If everybody on your block has $10M (except Joe who has $15M), but nobody wants to work, the neighbor's kid gets to name his price to mow your lawn... he might charge $5K. And Joe will pay it, he can afford to. Everybody else has to mow their own lawn, unless they want to get in a bidding war with Joe.

If FIRE catches on big, most of you will have to come out of "retirement" at some point. Unless you're Joe.

The only reason seniors can retire is because there's normally a lot of younger folks to provide goods and services (although that's actually problematic in some societies today). Also society is sympathetic to them being old and infirm.
The "if everyone does it" strike is a fair criticism. Also, just because returns to capital have been better than labor over the last 30 or so years doesn't mean it will keep up (which I think is motivating those who are interested in this sort of stuff to some extent).

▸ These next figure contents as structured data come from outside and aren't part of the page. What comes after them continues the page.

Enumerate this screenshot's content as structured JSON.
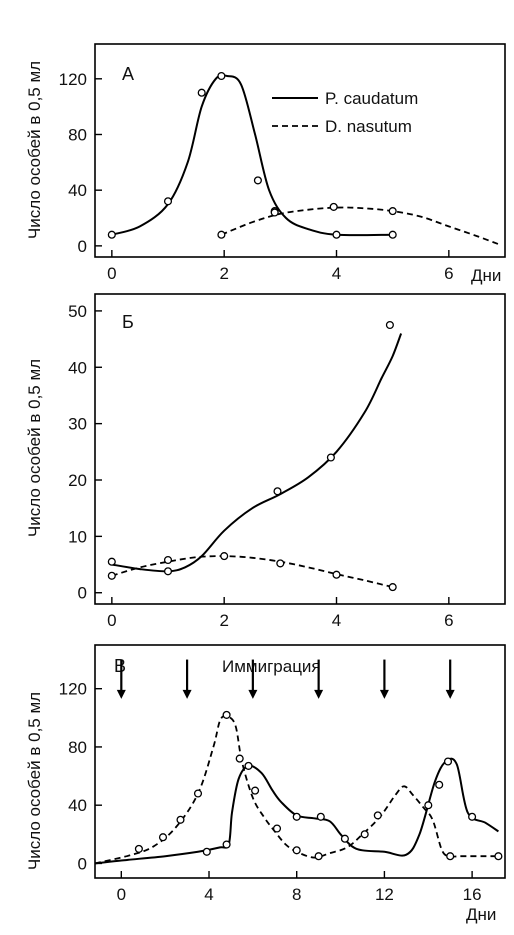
{
  "colors": {
    "line": "#000000",
    "background": "#ffffff"
  },
  "chart_data": [
    {
      "type": "line",
      "panel_label": "А",
      "ylabel": "Число особей в 0,5 мл",
      "xlabel": "Дни",
      "xlim": [
        -0.3,
        7
      ],
      "ylim": [
        -8,
        145
      ],
      "xticks": [
        0,
        2,
        4,
        6
      ],
      "yticks": [
        0,
        40,
        80,
        120
      ],
      "legend_position": "top-right",
      "series": [
        {
          "name": "P. caudatum",
          "style": "solid",
          "curve": [
            [
              0,
              8
            ],
            [
              0.5,
              14
            ],
            [
              1,
              30
            ],
            [
              1.35,
              60
            ],
            [
              1.6,
              100
            ],
            [
              1.85,
              120
            ],
            [
              2.05,
              122
            ],
            [
              2.3,
              116
            ],
            [
              2.55,
              80
            ],
            [
              2.8,
              40
            ],
            [
              3.1,
              20
            ],
            [
              3.5,
              12
            ],
            [
              4,
              8
            ],
            [
              5,
              8
            ]
          ],
          "points": [
            [
              0,
              8
            ],
            [
              1,
              32
            ],
            [
              1.6,
              110
            ],
            [
              1.95,
              122
            ],
            [
              2.6,
              47
            ],
            [
              2.9,
              25
            ],
            [
              4,
              8
            ],
            [
              5,
              8
            ]
          ]
        },
        {
          "name": "D. nasutum",
          "style": "dashed",
          "curve": [
            [
              1.95,
              8
            ],
            [
              2.5,
              17
            ],
            [
              3,
              23
            ],
            [
              3.5,
              26
            ],
            [
              4,
              27.5
            ],
            [
              4.5,
              27
            ],
            [
              5,
              25
            ],
            [
              5.5,
              21
            ],
            [
              6,
              14
            ],
            [
              6.5,
              7
            ],
            [
              6.9,
              1
            ]
          ],
          "points": [
            [
              1.95,
              8
            ],
            [
              2.9,
              24
            ],
            [
              3.95,
              28
            ],
            [
              5,
              25
            ]
          ]
        }
      ]
    },
    {
      "type": "line",
      "panel_label": "Б",
      "ylabel": "Число особей в 0,5 мл",
      "xlabel": "",
      "xlim": [
        -0.3,
        7
      ],
      "ylim": [
        -2,
        53
      ],
      "xticks": [
        0,
        2,
        4,
        6
      ],
      "yticks": [
        0,
        10,
        20,
        30,
        40,
        50
      ],
      "series": [
        {
          "name": "P. caudatum",
          "style": "solid",
          "curve": [
            [
              0,
              5
            ],
            [
              0.5,
              4.2
            ],
            [
              1,
              3.8
            ],
            [
              1.3,
              4.5
            ],
            [
              1.6,
              6.5
            ],
            [
              2,
              11
            ],
            [
              2.5,
              15
            ],
            [
              3,
              17.5
            ],
            [
              3.5,
              20.5
            ],
            [
              4,
              25
            ],
            [
              4.5,
              32
            ],
            [
              4.8,
              38
            ],
            [
              5,
              42
            ],
            [
              5.15,
              46
            ]
          ],
          "points": [
            [
              0,
              5.5
            ],
            [
              1,
              3.8
            ],
            [
              2.95,
              18
            ],
            [
              3.9,
              24
            ],
            [
              4.95,
              47.5
            ]
          ]
        },
        {
          "name": "D. nasutum",
          "style": "dashed",
          "curve": [
            [
              0,
              3
            ],
            [
              0.5,
              4.5
            ],
            [
              1,
              5.5
            ],
            [
              1.5,
              6.3
            ],
            [
              2,
              6.5
            ],
            [
              2.5,
              6.2
            ],
            [
              3,
              5.5
            ],
            [
              3.5,
              4.5
            ],
            [
              4,
              3.3
            ],
            [
              4.5,
              2.2
            ],
            [
              5,
              1
            ]
          ],
          "points": [
            [
              0,
              3
            ],
            [
              1,
              5.8
            ],
            [
              2,
              6.5
            ],
            [
              3,
              5.2
            ],
            [
              4,
              3.2
            ],
            [
              5,
              1
            ]
          ]
        }
      ]
    },
    {
      "type": "line",
      "panel_label": "В",
      "title": "Иммиграция",
      "ylabel": "Число особей в 0,5 мл",
      "xlabel": "Дни",
      "xlim": [
        -1.2,
        17.5
      ],
      "ylim": [
        -10,
        150
      ],
      "xticks": [
        0,
        4,
        8,
        12,
        16
      ],
      "yticks": [
        0,
        40,
        80,
        120
      ],
      "arrows_x": [
        0,
        3,
        6,
        9,
        12,
        15
      ],
      "series": [
        {
          "name": "P. caudatum",
          "style": "solid",
          "curve": [
            [
              -1.2,
              0
            ],
            [
              0,
              2
            ],
            [
              2,
              5
            ],
            [
              3.5,
              8
            ],
            [
              4.5,
              11
            ],
            [
              4.9,
              13
            ],
            [
              5.05,
              35
            ],
            [
              5.35,
              58
            ],
            [
              5.8,
              67
            ],
            [
              6.4,
              62
            ],
            [
              6.9,
              50
            ],
            [
              7.3,
              42
            ],
            [
              8,
              33
            ],
            [
              8.8,
              31
            ],
            [
              9.5,
              29
            ],
            [
              10,
              20
            ],
            [
              10.5,
              12
            ],
            [
              11,
              9
            ],
            [
              12,
              8
            ],
            [
              13,
              6
            ],
            [
              13.6,
              20
            ],
            [
              14.3,
              56
            ],
            [
              14.8,
              70
            ],
            [
              15.3,
              68
            ],
            [
              15.8,
              35
            ],
            [
              16.6,
              28
            ],
            [
              17.2,
              22
            ]
          ],
          "points": [
            [
              3.9,
              8
            ],
            [
              4.8,
              13
            ],
            [
              5.8,
              67
            ],
            [
              8,
              32
            ],
            [
              9.1,
              32
            ],
            [
              10.2,
              17
            ],
            [
              14.5,
              54
            ],
            [
              14.9,
              70
            ],
            [
              16,
              32
            ]
          ]
        },
        {
          "name": "D. nasutum",
          "style": "dashed",
          "curve": [
            [
              -1.2,
              0
            ],
            [
              0.5,
              6
            ],
            [
              1.5,
              12
            ],
            [
              2.5,
              25
            ],
            [
              3.5,
              48
            ],
            [
              4.2,
              80
            ],
            [
              4.5,
              98
            ],
            [
              4.8,
              101
            ],
            [
              5.2,
              95
            ],
            [
              5.5,
              70
            ],
            [
              6,
              45
            ],
            [
              6.5,
              32
            ],
            [
              7,
              22
            ],
            [
              7.5,
              13
            ],
            [
              8,
              8
            ],
            [
              8.8,
              4
            ],
            [
              9.5,
              7
            ],
            [
              10.3,
              11
            ],
            [
              11,
              20
            ],
            [
              11.8,
              32
            ],
            [
              12.5,
              47
            ],
            [
              12.9,
              53
            ],
            [
              13.3,
              47
            ],
            [
              13.8,
              38
            ],
            [
              14.2,
              30
            ],
            [
              14.6,
              10
            ],
            [
              14.9,
              5
            ],
            [
              15.5,
              5
            ],
            [
              16.5,
              5
            ],
            [
              17.2,
              5
            ]
          ],
          "points": [
            [
              0.8,
              10
            ],
            [
              1.9,
              18
            ],
            [
              2.7,
              30
            ],
            [
              3.5,
              48
            ],
            [
              4.8,
              102
            ],
            [
              5.4,
              72
            ],
            [
              6.1,
              50
            ],
            [
              7.1,
              24
            ],
            [
              8,
              9
            ],
            [
              9,
              5
            ],
            [
              11.1,
              20
            ],
            [
              11.7,
              33
            ],
            [
              14,
              40
            ],
            [
              15,
              5
            ],
            [
              17.2,
              5
            ]
          ]
        }
      ]
    }
  ]
}
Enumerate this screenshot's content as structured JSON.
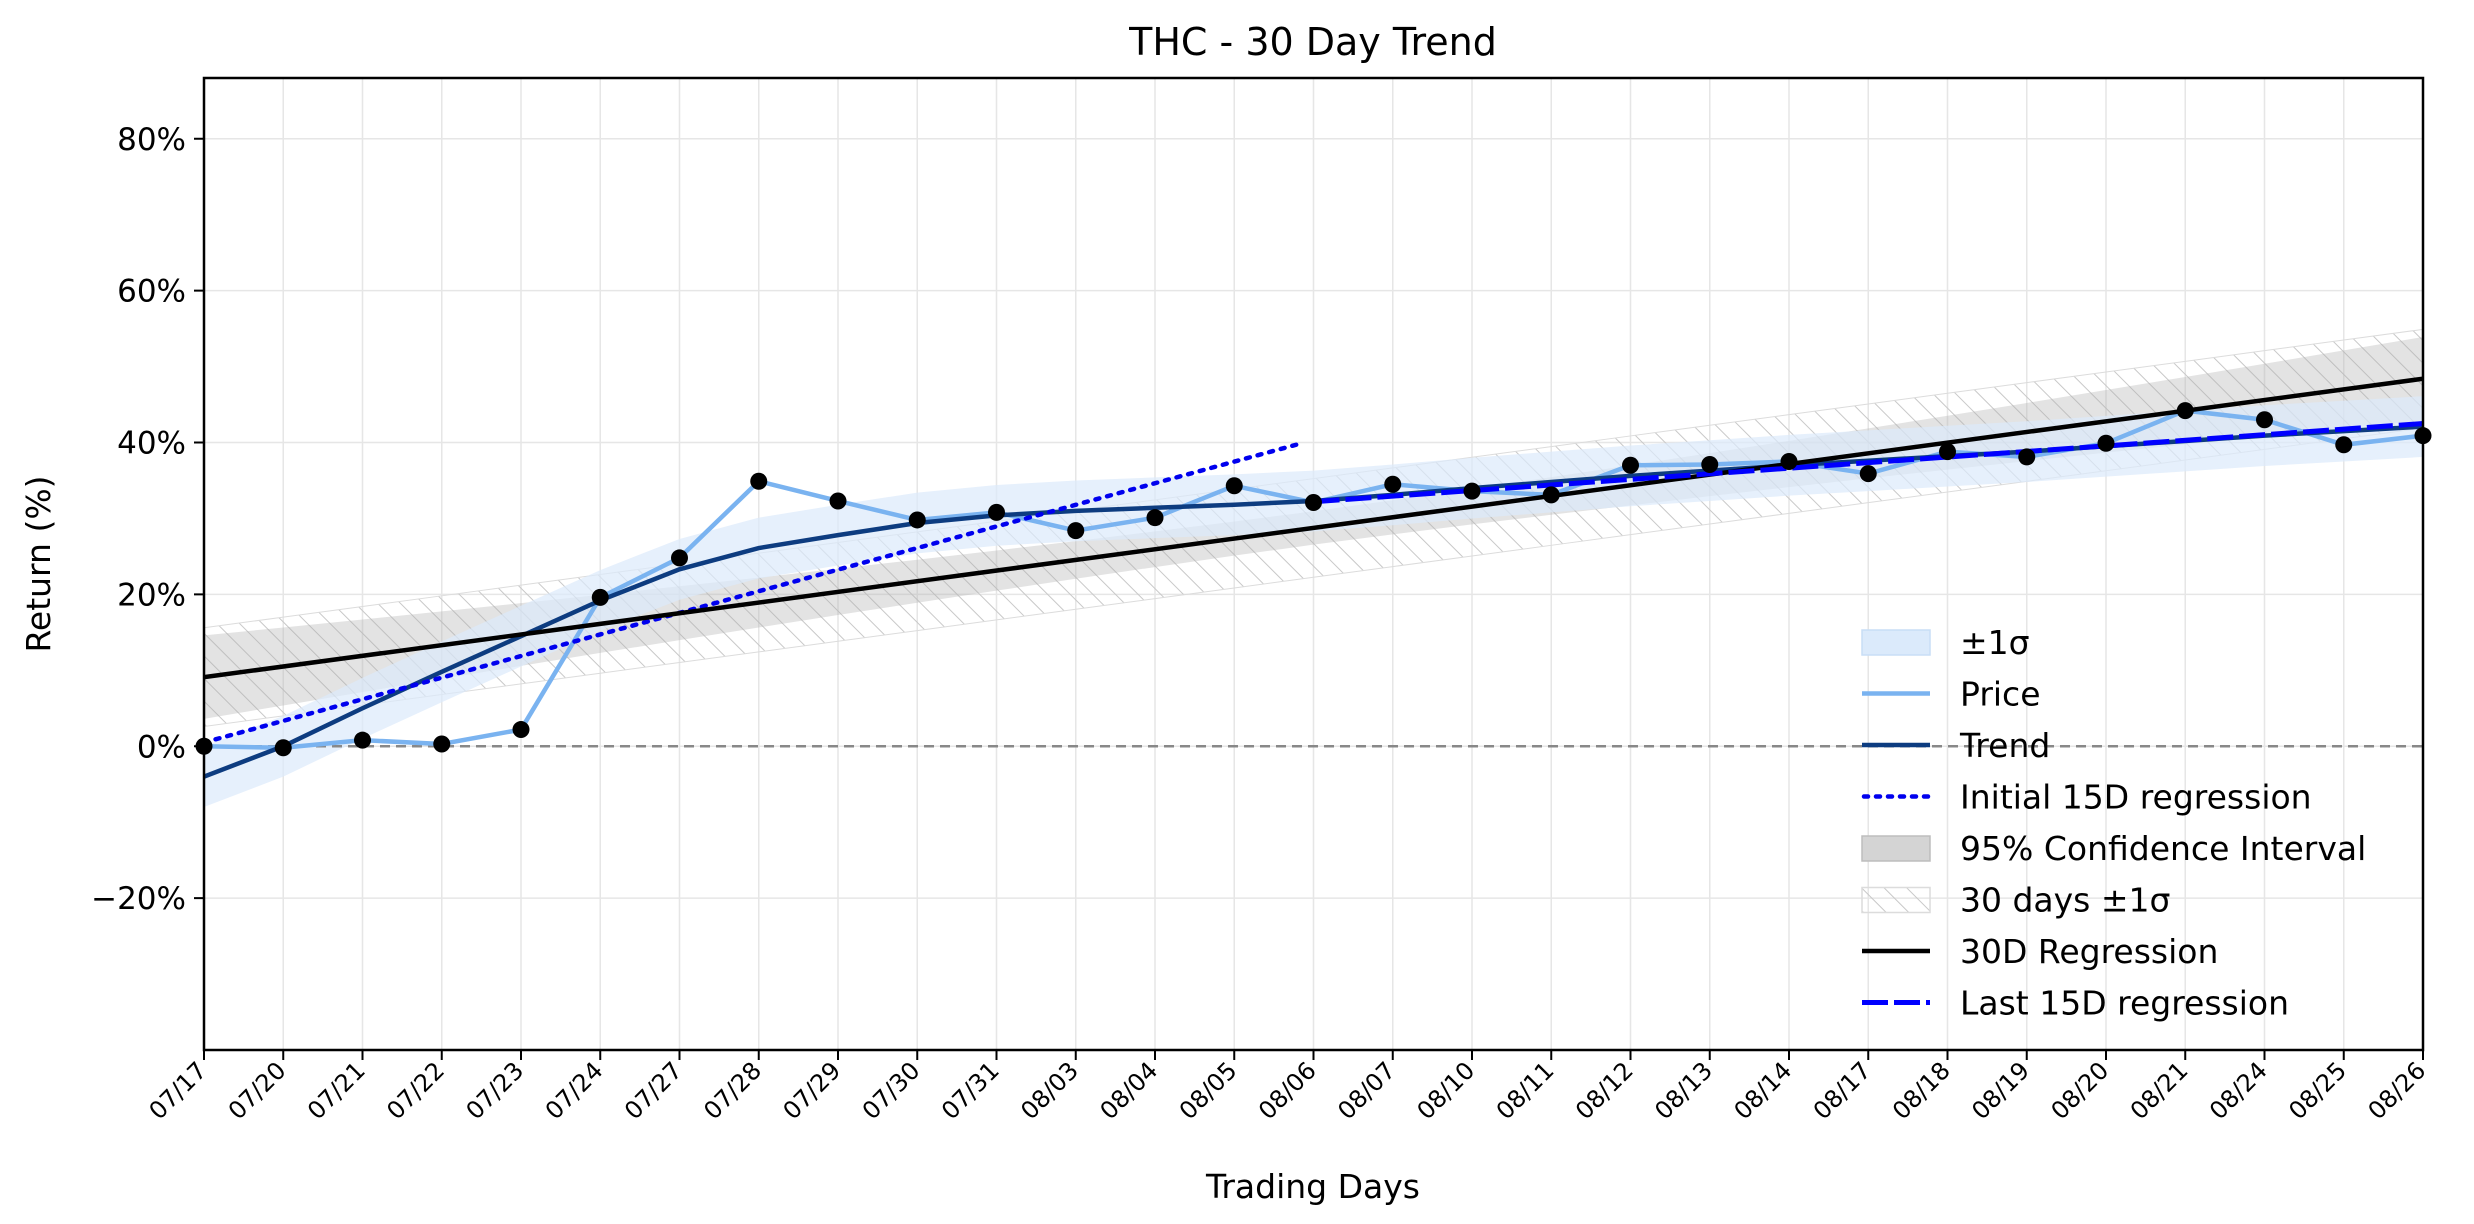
{
  "chart_data": {
    "type": "line",
    "title": "THC - 30 Day Trend",
    "xlabel": "Trading Days",
    "ylabel": "Return (%)",
    "categories": [
      "07/17",
      "07/20",
      "07/21",
      "07/22",
      "07/23",
      "07/24",
      "07/27",
      "07/28",
      "07/29",
      "07/30",
      "07/31",
      "08/03",
      "08/04",
      "08/05",
      "08/06",
      "08/07",
      "08/10",
      "08/11",
      "08/12",
      "08/13",
      "08/14",
      "08/17",
      "08/18",
      "08/19",
      "08/20",
      "08/21",
      "08/24",
      "08/25",
      "08/26"
    ],
    "ylim": [
      -40,
      88
    ],
    "yticks": [
      -20,
      0,
      20,
      40,
      60,
      80
    ],
    "ytick_labels": [
      "−20%",
      "0%",
      "20%",
      "40%",
      "60%",
      "80%"
    ],
    "grid": true,
    "legend_position": "lower-right",
    "zero_line": 0,
    "series": [
      {
        "name": "Price",
        "color": "#7ab3f0",
        "values": [
          0,
          -0.2,
          0.8,
          0.3,
          2.2,
          19.6,
          24.8,
          34.9,
          32.3,
          29.8,
          30.8,
          28.4,
          30.1,
          34.3,
          32.1,
          34.5,
          33.6,
          33.1,
          37.0,
          37.1,
          37.5,
          35.9,
          38.8,
          38.1,
          39.9,
          44.2,
          43.0,
          39.7,
          40.9
        ]
      },
      {
        "name": "Trend",
        "color": "#0d3c80",
        "values": [
          -4,
          0,
          5,
          9.8,
          14.5,
          19.2,
          23.3,
          26.1,
          27.8,
          29.4,
          30.4,
          31.0,
          31.4,
          31.8,
          32.3,
          33.1,
          34.0,
          34.8,
          35.6,
          36.3,
          37.0,
          37.6,
          38.2,
          38.8,
          39.5,
          40.2,
          40.9,
          41.5,
          42.1
        ]
      },
      {
        "name": "±1σ",
        "color": "#dbeafb",
        "sigma": 4
      },
      {
        "name": "Initial 15D regression",
        "color": "#0000ee",
        "x_range": [
          0,
          13.85
        ],
        "start": 0.5,
        "end": 39.9
      },
      {
        "name": "95% Confidence Interval",
        "color": "#b0b0b0"
      },
      {
        "name": "30 days ±1σ",
        "color": "#d8d8d8",
        "sigma": 6.5
      },
      {
        "name": "30D Regression",
        "color": "#000000",
        "start": 9.1,
        "end": 48.4
      },
      {
        "name": "Last 15D regression",
        "color": "#0000ff",
        "x_range": [
          14,
          28
        ],
        "start": 32.2,
        "end": 42.5
      }
    ]
  }
}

To your point on demographics, it sure looks like the US is set to experience a European/Asian style demographic crunch if millennial birth rates keep up at depressed levels, and I think this 2nd (or 3rd, depending on how old the millennial in question is) big recession has sealed the deal on kids for a lot of folks my age. Especially those among us with biological clocks. But then again, what guy wants to have kids after their late 30s anyway? Cashing my first social security check while I'm listening to "I hate you dad, you don't understand me" doesn't appeal to me much. I mean it still doesn't appeal to me in my late forties and early fifties, but that would have sealed the deal if I hadn't have had kids by then.

I'm personally more interested in the "FI" part of FI/RE. In fact, I'd argue having the nest egg I do now, insufficient as it is for RE, is what allowed me to feel comfortable getting back in after landing on my @$$ in 2009. In that sense, flying jets is the "retirement job".